GORNJI MILANOVAC, March 30, 2007 (Beta) - Gornji Milanovac authorities say a local newspaper article discriminates against a state officer on religious and ethnic grounds.

The article in question virtually reads as follows: “A Wahhabi has been seen in the municipality building. He hasn’t been seen only once, rather on a daily basis. He comes to work as everybody else does, the security stands still as he passes by."

"However, he is not a municipal employee, nor does he come from a party or as a citizen. Yet, he does his work there.  Everything around him is green.

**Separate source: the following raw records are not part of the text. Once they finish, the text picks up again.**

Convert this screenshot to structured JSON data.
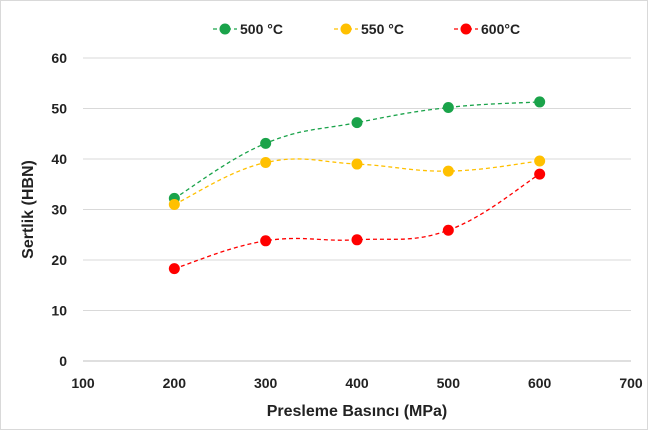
{
  "chart_data": {
    "type": "line",
    "x": [
      200,
      300,
      400,
      500,
      600
    ],
    "series": [
      {
        "name": "500 °C",
        "color": "#1aa34a",
        "values": [
          32.2,
          43.1,
          47.2,
          50.2,
          51.3
        ]
      },
      {
        "name": "550 °C",
        "color": "#ffc000",
        "values": [
          31.0,
          39.3,
          39.0,
          37.6,
          39.6
        ]
      },
      {
        "name": "600°C",
        "color": "#ff0000",
        "values": [
          18.3,
          23.8,
          24.0,
          25.9,
          37.0
        ]
      }
    ],
    "xlabel": "Presleme Basıncı (MPa)",
    "ylabel": "Sertlik (HBN)",
    "xlim": [
      100,
      700
    ],
    "ylim": [
      0,
      60
    ],
    "xticks": [
      100,
      200,
      300,
      400,
      500,
      600,
      700
    ],
    "yticks": [
      0,
      10,
      20,
      30,
      40,
      50,
      60
    ],
    "grid": "horizontal",
    "line_style": "dashed, smoothed",
    "legend_position": "top"
  }
}
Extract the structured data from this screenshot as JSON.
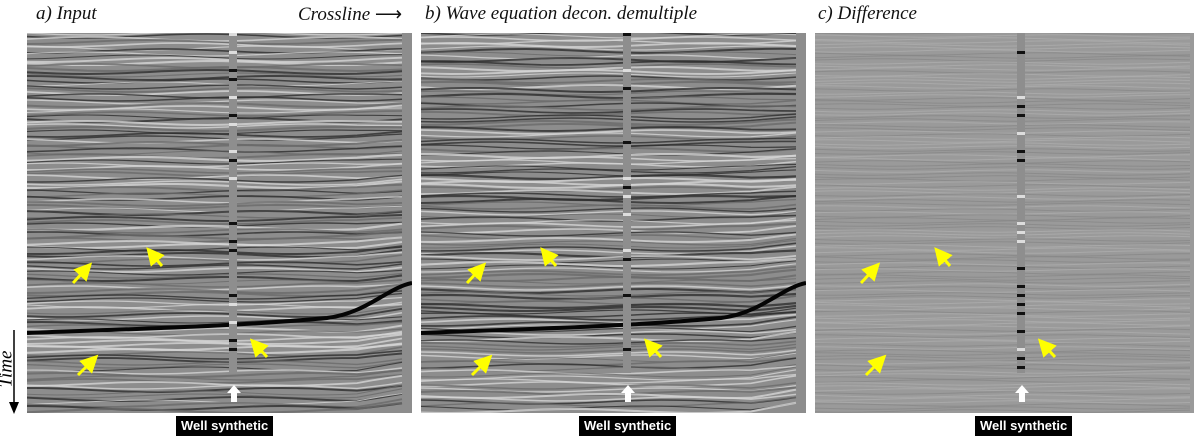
{
  "panels": [
    {
      "title": "a) Input",
      "badge": "Well synthetic"
    },
    {
      "title": "b) Wave equation decon. demultiple",
      "badge": "Well synthetic"
    },
    {
      "title": "c) Difference",
      "badge": "Well synthetic"
    }
  ],
  "axes": {
    "crossline": "Crossline",
    "time": "Time"
  },
  "colors": {
    "annotation_arrow": "#ffff00",
    "well_marker": "#ffffff",
    "badge_bg": "#000000"
  }
}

He carries a laptop, and when he plugs it in, green letters appear on the screen…”

The text, entitled “A Wahhabi”, and subtitled “Uncensored” written by Branka Vuković, was published in Friday’s issue of Takovske Novine.

The article is dedicated to the upcoming religious holiday marking the 192nd anniversary of the start of the Second Serbian Uprising that won the nation independence from the Ottoman Turks.

The article triggered fierce reactions, a state budgetary inspector, currently on a month-long inspection in Gornji Milanovac, happens to be a Muslim.

The municipal council and the mayor issued a joint statement to condemn the article and criticize the author and editor.

“It is absolutely primitive and vulgar to make insulting remarks against a state inspector and stir up ethnic, racial and religious hatred and intolerance,” the statement read.
 
Local branch of the Socialist Party of Serbia (SPS) lashed out at the text which “discriminated against a state inspector on grounds of religion.”

Text’s author Branka Vuković told Beta agency she rejected all accusations, saying that “arbitrary interpretation of the text and its supposed insinuations came from the municipal authorities’ vivid imagination.”

Dragoljub Petković, the editor of the newspaper said the controversy constituted for yet another attack on free journalism, pressuring against the author.

The state budget inspector who was allegedly portrayed in the text refused to comment on the subject or have his name mentioned, saying he was only “doing his job.”